Column 41: Brother, Can You Spare $3.30?
Gas prices slowing down bands on the road
So I’m talking to rock guy Matt Whipkey and he tells me he’s flying to Chicago for his next gig. Flying? Since when did Whipkey become such a big-ass rock star? Who does he think he is? Springsteen?

“Flying will cost me half as much as driving to Chicago,” Whipkey said. What’s the matter? Hadn’t I seen the price of gas lately?

Ripples from the disaster known as Hurricane Katrina has made it all the way to the gas pumps, where for the first time we’re seeing $3 per gallon gasoline. As shocking as that is to drivers of gas-guzzling ego-machines like Escalades, Expeditions and Hummers, it’s a painful reality to touring bands. As if driving around the country in a metal furnace called a van isn’t bad enough, now bands will pay for the torture in something more substantial than sweat.

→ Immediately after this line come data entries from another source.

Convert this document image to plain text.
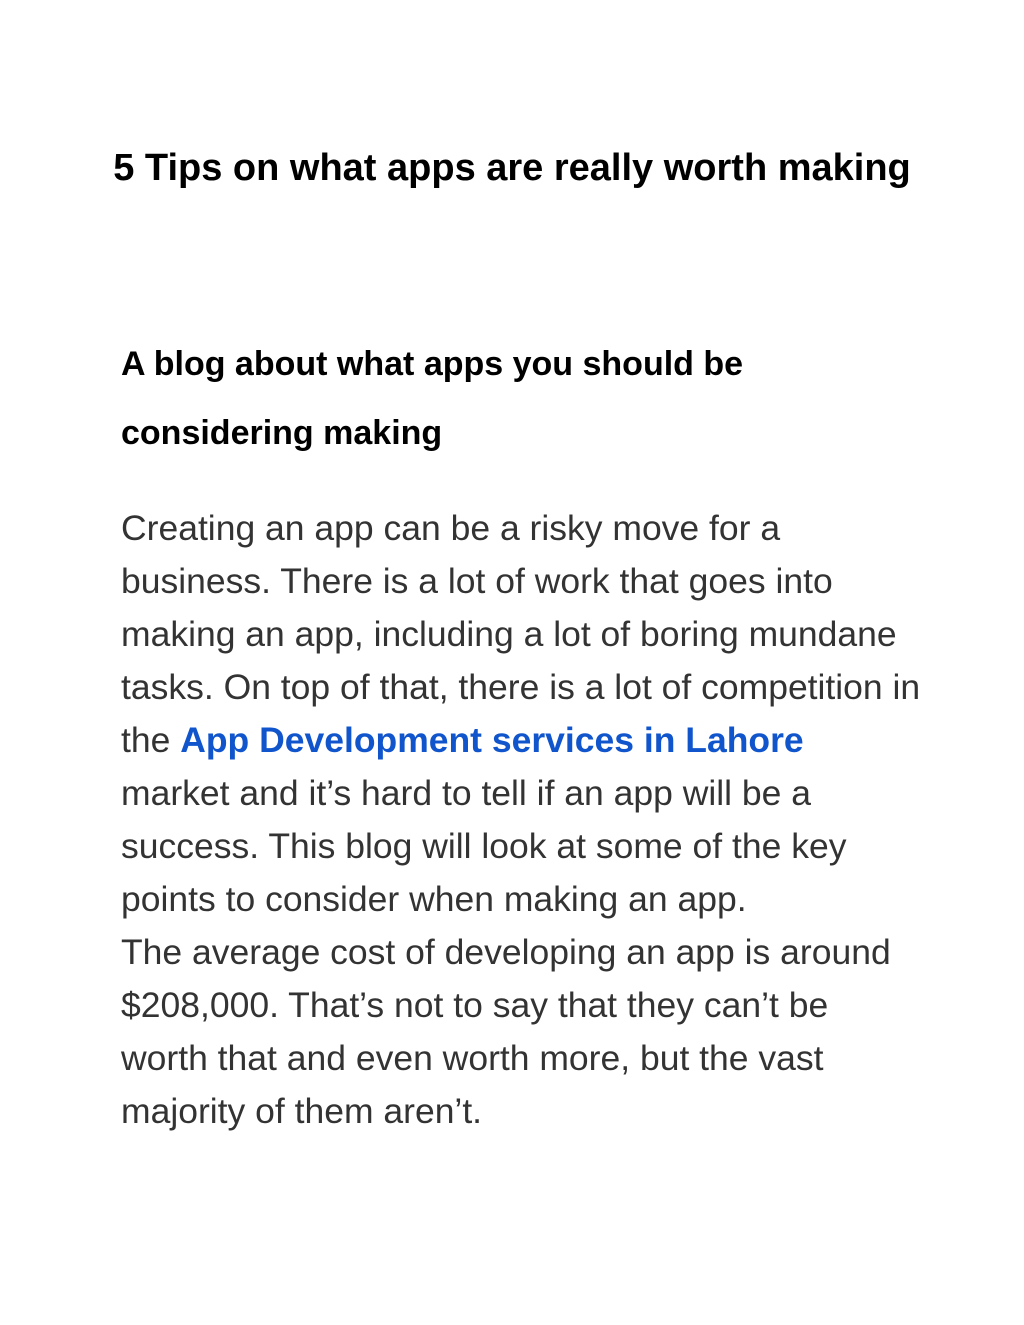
5 Tips on what apps are really worth making
A blog about what apps you should be considering making

Creating an app can be a risky move for a business. There is a lot of work that goes into making an app, including a lot of boring mundane tasks. On top of that, there is a lot of competition in the App Development services in Lahore market and it’s hard to tell if an app will be a success. This blog will look at some of the key points to consider when making an app.

The average cost of developing an app is around $208,000. That’s not to say that they can’t be worth that and even worth more, but the vast majority of them aren’t.
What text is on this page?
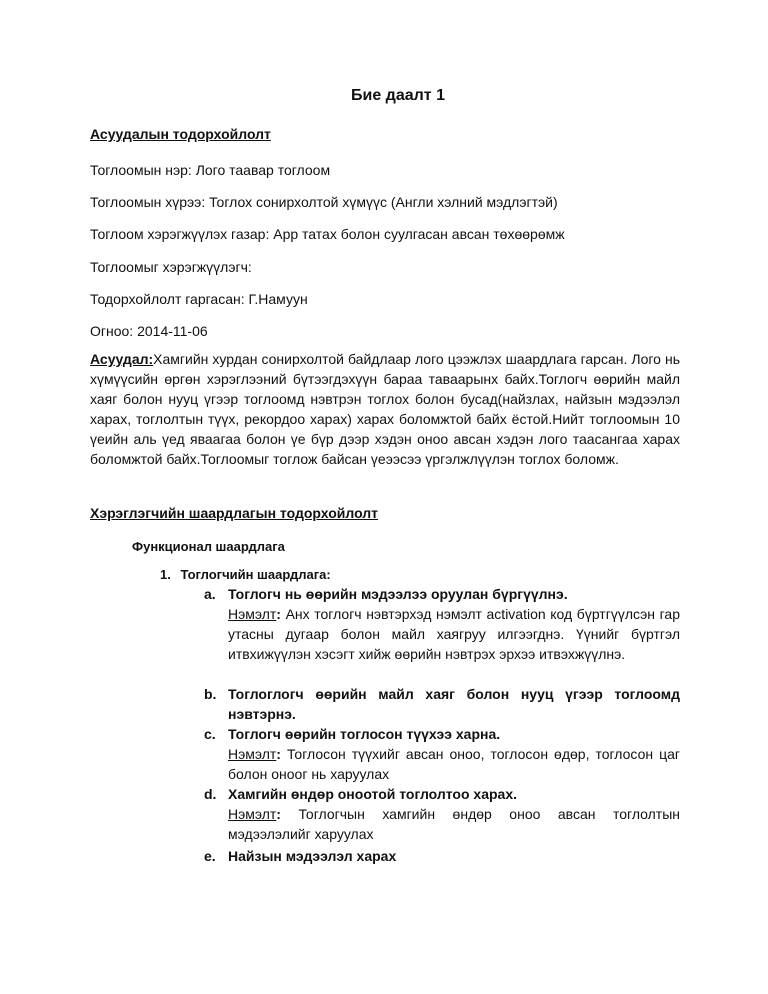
Бие даалт 1
Асуудалын тодорхойлолт
Тоглоомын нэр: Лого таавар тоглоом
Тоглоомын хүрээ: Тоглох сонирхолтой хүмүүс (Англи хэлний мэдлэгтэй)
Тоглоом хэрэгжүүлэх газар: App татах болон суулгасан авсан төхөөрөмж
Тоглоомыг хэрэгжүүлэгч:
Тодорхойлолт гаргасан: Г.Намуун
Огноо: 2014-11-06
Асуудал:Хамгийн хурдан сонирхолтой байдлаар лого цээжлэх шаардлага гарсан. Лого нь хүмүүсийн өргөн хэрэглээний бүтээгдэхүүн бараа таваарынх байх.Тоглогч өөрийн майл хаяг болон нууц үгээр тоглоомд нэвтрэн тоглох болон бусад(найзлах, найзын мэдээлэл харах, тоглолтын түүх, рекордоо харах) харах боломжтой байх ёстой.Нийт тоглоомын 10 үеийн аль үед яваагаа болон үе бүр дээр хэдэн оноо авсан хэдэн лого таасангаа харах боломжтой байх.Тоглоомыг тоглож байсан үеээсээ үргэлжлүүлэн тоглох боломж.
Хэрэглэгчийн шаардлагын тодорхойлолт
Функционал шаардлага
1. Тоглогчийн шаардлага:
a. Тоглогч нь өөрийн мэдээлээ оруулан бүргүүлнэ.
Нэмэлт: Анх тоглогч нэвтэрхэд нэмэлт activation код бүртгүүлсэн гар утасны дугаар болон майл хаягруу илгээгднэ. Үүнийг бүртгэл итвхижүүлэн хэсэгт хийж өөрийн нэвтрэх эрхээ итвэхжүүлнэ.
b. Тоглоглогч өөрийн майл хаяг болон нууц үгээр тоглоомд нэвтэрнэ.
c. Тоглогч өөрийн тоглосон түүхээ харна.
Нэмэлт: Тоглосон түүхийг авсан оноо, тоглосон өдөр, тоглосон цаг болон оноог нь харуулах
d. Хамгийн өндөр оноотой тоглолтоо харах.
Нэмэлт: Тоглогчын хамгийн өндөр оноо авсан тоглолтын мэдээлэлийг харуулах
e. Найзын мэдээлэл харах
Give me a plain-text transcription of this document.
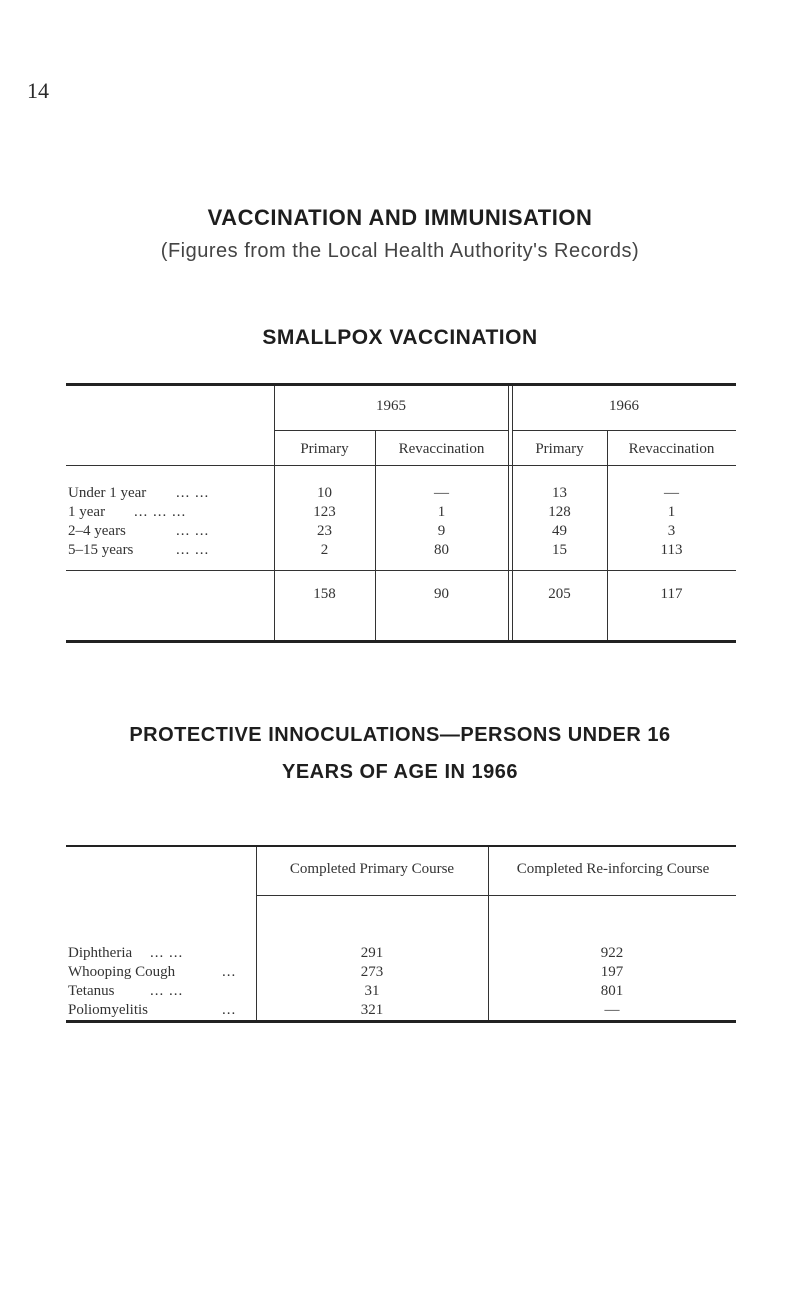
14
VACCINATION AND IMMUNISATION
(Figures from the Local Health Authority's Records)
SMALLPOX VACCINATION
1965	1966
Primary	Revaccination	Primary	Revaccination
Under 1 year ... ...	10	—	13	—
1 year ... ... ...	123	1	128	1
2–4 years	... ...	23	9	49	3
5–15 years	... ...	2	80	15	113
158	90	205	117
PROTECTIVE INNOCULATIONS—PERSONS UNDER 16
YEARS OF AGE IN 1966
Completed Primary Course	Completed Re-inforcing Course
Diphtheria ... ...	291	922
Whooping Cough	...	273	197
Tetanus ... ...	31	801
Poliomyelitis	...	321	—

Whipkey gave me the easy numbers. Driving to Chicago for his gig would have cost him $170 if he rented a car. If he drove his van, it would have cost $270. Meanwhile, a round-trip ticket on Southwest was a mere $80. “When my band (Anonymous American) played Madison and Milwaukee, it cost us $180 in gas. Touring has never been a money-making prospect, but this is hilarious.”

It’s not just the little guy who’ll feel it says Eric Dimenstein of Ground Control Touring, the company that books fish both big and small, including Statistics, Bright Eyes, Yeah Yeah Yeahs and Sonic Youth. “I’ve heard some of the smaller bands mentioning it can be tough,” Dimenstein said of gas prices. “(I) would guess it hits them harder for the obvious reason there is less money coming in and more money going out. But it’s an added expense end of day for bus tours as well.”

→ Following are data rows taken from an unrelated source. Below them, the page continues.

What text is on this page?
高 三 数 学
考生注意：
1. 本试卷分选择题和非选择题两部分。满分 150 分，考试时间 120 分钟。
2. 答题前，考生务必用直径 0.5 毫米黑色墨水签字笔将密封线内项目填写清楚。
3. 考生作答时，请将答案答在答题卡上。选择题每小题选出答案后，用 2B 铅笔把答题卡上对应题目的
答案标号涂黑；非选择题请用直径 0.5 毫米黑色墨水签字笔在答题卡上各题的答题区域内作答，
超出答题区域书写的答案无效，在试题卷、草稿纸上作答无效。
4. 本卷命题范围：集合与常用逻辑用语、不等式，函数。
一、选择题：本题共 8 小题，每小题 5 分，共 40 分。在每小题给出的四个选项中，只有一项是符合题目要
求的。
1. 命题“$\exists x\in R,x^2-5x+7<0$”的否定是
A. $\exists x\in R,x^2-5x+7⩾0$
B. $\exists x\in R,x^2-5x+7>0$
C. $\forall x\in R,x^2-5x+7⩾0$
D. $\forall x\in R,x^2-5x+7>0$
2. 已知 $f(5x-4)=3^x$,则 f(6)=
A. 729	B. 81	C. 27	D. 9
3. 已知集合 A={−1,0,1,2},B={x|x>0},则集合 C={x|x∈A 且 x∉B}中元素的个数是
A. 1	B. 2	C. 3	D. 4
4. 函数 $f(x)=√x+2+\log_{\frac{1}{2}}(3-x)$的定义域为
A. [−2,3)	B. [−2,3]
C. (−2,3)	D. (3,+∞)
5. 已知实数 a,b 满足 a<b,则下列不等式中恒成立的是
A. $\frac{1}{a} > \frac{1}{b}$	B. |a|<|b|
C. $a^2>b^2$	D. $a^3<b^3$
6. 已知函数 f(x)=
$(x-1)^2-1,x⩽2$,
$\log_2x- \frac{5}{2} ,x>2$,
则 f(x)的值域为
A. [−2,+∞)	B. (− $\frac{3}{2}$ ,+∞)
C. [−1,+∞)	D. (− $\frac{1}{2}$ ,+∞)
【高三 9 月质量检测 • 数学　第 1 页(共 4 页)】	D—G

Dimenstein, who deals with local promoters like Omaha’s One Percent Productions, says he hasn’t worked the cost of extra gas money into any bookings yet, “but who knows.”

One Percent Production’s Marc Leibowitz says he hasn’t seen the impact of high gas prices on his costs. “I think it would affect the smallest bands the most,” he said. “That means bands playing places like O’Leaver’s have an even harder time making it to the next town with $60 or whatever.”

So what can bands do to combat high gas prices? Not much, said Criteria frontman Stephen Pedersen. His band is poised to head out in their van on a 40-day tour in a few days realizing that they’re going to take the cost of touring right in the shorts.

“Our guarantees (the amount they’re paid for performances) are set in stone,” he said. “We’re not getting any extra money because the price of gas is going up. We just eat peanut butter more often.”

Passing on the extra expense to promoters in the form of a fuel surcharge isn’t even a consideration. “Promoters will just pass the cost onto the kids in the form of higher ticket prices,” he said. “As a band that’s looking to build a fan base, the last thing you want to do is increase the cost of shows.”

Pedersen says Criteria’s GMC Sierra 15-passenger van gets about five to six hours of travel time per 31-gallon tank — that’s about 13 miles per gallon. Their last tour — a brief five-day jaunt — cost them $200 in gas, and that was at pre-Katrina prices of around $2.29 per gallon. A dollar more per gallon equates to about $70 per day more for gas, which means Criteria will spend anywhere between $1,800 and $3,000 on gas for their upcoming tour, Pedersen said.

“Typically, for us, our guarantee is used for gas and food,” he said. “There’s also merch money, a percentage of which goes back to Saddle Creek (their record label). We use the remainder to pay rent and bills. Hopefully in a month, when we’re two weeks into the tour, gas prices will go down. I think we’ll be safe from operating at a loss, but beyond that, I don’t know what to expect.”

At the end of the day, however, Pedersen realizes the costs are nothing compared what New Orleans is facing. “The price of gas is relative to what’s happening in New Orleans,” he said. “One situation is a nuisance, the other is a tragedy.”

Tonight at O’Leavers: Angry art/math rock band ensemble The Tremula with The New Trust and McCarthy Trenching. A fine, fine line-up for only $5.